Summary
Last Updated on May 6, 2015, by eNotes Editorial. Word Count: 302
“A Woman” begins by looking back thirty years ago. The speaker in the poem describes a scene and a “fearful” woman taking a child for a walk. The word “fearful” is the reader’s first indication of tone. The poet lists the specific particularities of his location, recreating the place as in a memory. Once Pinsky has established his composition of place, the woman’s character becomes apparent. She is a woman who is superstitious, warning the child in every sentence, dreaming of “horror and catastrophe—/ Mourners, hospitals.”
Following this is a detailed scene that the woman dreams of where she finds a family in her own room with their throats cut.

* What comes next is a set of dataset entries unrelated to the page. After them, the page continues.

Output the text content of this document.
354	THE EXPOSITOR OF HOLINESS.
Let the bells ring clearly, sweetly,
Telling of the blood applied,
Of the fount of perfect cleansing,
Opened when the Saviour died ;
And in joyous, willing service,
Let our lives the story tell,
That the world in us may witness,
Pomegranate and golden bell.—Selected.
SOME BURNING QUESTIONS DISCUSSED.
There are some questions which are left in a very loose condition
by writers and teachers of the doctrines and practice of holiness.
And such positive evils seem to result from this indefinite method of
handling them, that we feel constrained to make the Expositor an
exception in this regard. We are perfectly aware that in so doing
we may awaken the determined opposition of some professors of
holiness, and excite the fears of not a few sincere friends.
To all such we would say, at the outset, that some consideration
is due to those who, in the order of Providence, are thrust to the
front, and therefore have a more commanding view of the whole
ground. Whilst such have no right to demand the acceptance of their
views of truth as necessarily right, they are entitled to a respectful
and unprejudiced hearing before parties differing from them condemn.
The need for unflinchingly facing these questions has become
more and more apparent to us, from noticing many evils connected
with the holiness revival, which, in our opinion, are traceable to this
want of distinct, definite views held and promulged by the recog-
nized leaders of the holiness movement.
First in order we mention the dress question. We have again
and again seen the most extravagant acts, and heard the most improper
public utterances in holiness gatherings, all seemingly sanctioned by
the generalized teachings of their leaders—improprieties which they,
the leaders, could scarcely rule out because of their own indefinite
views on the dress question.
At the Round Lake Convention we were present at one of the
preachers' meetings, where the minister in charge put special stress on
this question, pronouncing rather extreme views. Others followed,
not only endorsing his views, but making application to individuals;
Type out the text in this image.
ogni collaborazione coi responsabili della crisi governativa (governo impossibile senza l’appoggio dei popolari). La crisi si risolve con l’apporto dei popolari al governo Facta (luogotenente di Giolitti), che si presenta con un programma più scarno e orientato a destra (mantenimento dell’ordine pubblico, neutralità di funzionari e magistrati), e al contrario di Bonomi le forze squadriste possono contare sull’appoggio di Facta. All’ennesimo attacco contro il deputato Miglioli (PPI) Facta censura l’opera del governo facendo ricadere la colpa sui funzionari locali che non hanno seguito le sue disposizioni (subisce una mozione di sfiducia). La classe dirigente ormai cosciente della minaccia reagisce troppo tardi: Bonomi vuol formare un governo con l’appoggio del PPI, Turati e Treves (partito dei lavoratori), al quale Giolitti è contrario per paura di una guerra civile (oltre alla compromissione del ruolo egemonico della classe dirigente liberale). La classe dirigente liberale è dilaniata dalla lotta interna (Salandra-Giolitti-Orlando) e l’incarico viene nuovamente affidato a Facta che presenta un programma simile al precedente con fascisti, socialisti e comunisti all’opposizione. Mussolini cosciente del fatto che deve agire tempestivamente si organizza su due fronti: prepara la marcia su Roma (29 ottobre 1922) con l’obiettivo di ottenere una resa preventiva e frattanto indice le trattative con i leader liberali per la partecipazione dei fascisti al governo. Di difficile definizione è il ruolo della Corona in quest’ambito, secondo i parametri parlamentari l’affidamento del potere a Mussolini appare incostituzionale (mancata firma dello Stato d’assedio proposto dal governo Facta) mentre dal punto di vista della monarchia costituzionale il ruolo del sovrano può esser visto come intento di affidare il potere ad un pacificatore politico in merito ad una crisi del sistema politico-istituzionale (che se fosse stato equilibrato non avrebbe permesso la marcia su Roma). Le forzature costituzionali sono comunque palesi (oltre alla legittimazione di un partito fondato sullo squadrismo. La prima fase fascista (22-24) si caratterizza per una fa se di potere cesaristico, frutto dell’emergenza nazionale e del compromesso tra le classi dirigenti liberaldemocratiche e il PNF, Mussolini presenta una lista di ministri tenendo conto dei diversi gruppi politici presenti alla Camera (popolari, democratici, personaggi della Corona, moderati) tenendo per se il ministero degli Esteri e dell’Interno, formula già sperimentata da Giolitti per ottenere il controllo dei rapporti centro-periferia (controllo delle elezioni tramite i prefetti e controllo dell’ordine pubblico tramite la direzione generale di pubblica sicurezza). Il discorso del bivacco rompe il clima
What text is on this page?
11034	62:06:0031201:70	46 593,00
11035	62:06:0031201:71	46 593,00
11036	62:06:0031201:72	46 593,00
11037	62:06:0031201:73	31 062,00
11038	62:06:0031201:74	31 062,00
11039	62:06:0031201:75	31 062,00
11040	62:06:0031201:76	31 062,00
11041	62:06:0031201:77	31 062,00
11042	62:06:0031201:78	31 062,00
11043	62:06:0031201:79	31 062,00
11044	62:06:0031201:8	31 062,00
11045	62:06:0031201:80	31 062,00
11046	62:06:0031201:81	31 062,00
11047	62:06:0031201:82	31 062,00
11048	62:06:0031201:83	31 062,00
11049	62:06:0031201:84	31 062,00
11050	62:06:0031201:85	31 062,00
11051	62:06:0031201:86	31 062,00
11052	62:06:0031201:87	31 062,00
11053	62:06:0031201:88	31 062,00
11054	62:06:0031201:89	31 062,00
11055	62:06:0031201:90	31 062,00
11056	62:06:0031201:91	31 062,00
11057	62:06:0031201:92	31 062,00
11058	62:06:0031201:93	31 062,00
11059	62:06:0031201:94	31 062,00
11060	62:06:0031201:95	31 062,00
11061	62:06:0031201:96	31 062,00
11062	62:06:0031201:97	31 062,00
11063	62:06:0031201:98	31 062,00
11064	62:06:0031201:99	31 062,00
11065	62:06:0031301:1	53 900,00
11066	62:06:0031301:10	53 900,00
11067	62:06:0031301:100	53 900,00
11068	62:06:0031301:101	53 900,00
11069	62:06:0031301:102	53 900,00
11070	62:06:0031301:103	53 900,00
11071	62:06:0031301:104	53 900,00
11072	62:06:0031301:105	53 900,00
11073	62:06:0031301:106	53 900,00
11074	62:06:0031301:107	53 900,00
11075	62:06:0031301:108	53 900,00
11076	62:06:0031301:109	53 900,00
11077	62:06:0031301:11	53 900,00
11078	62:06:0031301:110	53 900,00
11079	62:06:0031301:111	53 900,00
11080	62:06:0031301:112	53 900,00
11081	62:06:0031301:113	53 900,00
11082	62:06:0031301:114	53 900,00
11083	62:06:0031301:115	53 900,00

Then the reader is brought back to the New Jersey shore where the child and woman have walked out to Port-au-Peck. They pass the “ineffectual sea wall,” something that tries to hold the sea back from spilling onto land but is described as “ineffectual.” Then the speaker in the poem describes the violence of the ocean meeting the river, the “exhilaration of water.” All this energy is suppressed into the next image of froth from a milk shake poured from a steel shaker into a glass. No energy or violence in the milk shake exists. It is another precaution, a holding back.
The poem ends with a final vision of restriction as the boy remembers a previous Halloween and the woman holding him back from going up the street with the other children in their cowboy gear. The irony is in the boy’s costume. A cowboy is known as a solitary man, living under no rules or restrictions, able to go off and return whenever he wants. One may ask then, does the speaker in the poem who vowed never to forgive this woman forgive her thirty years later?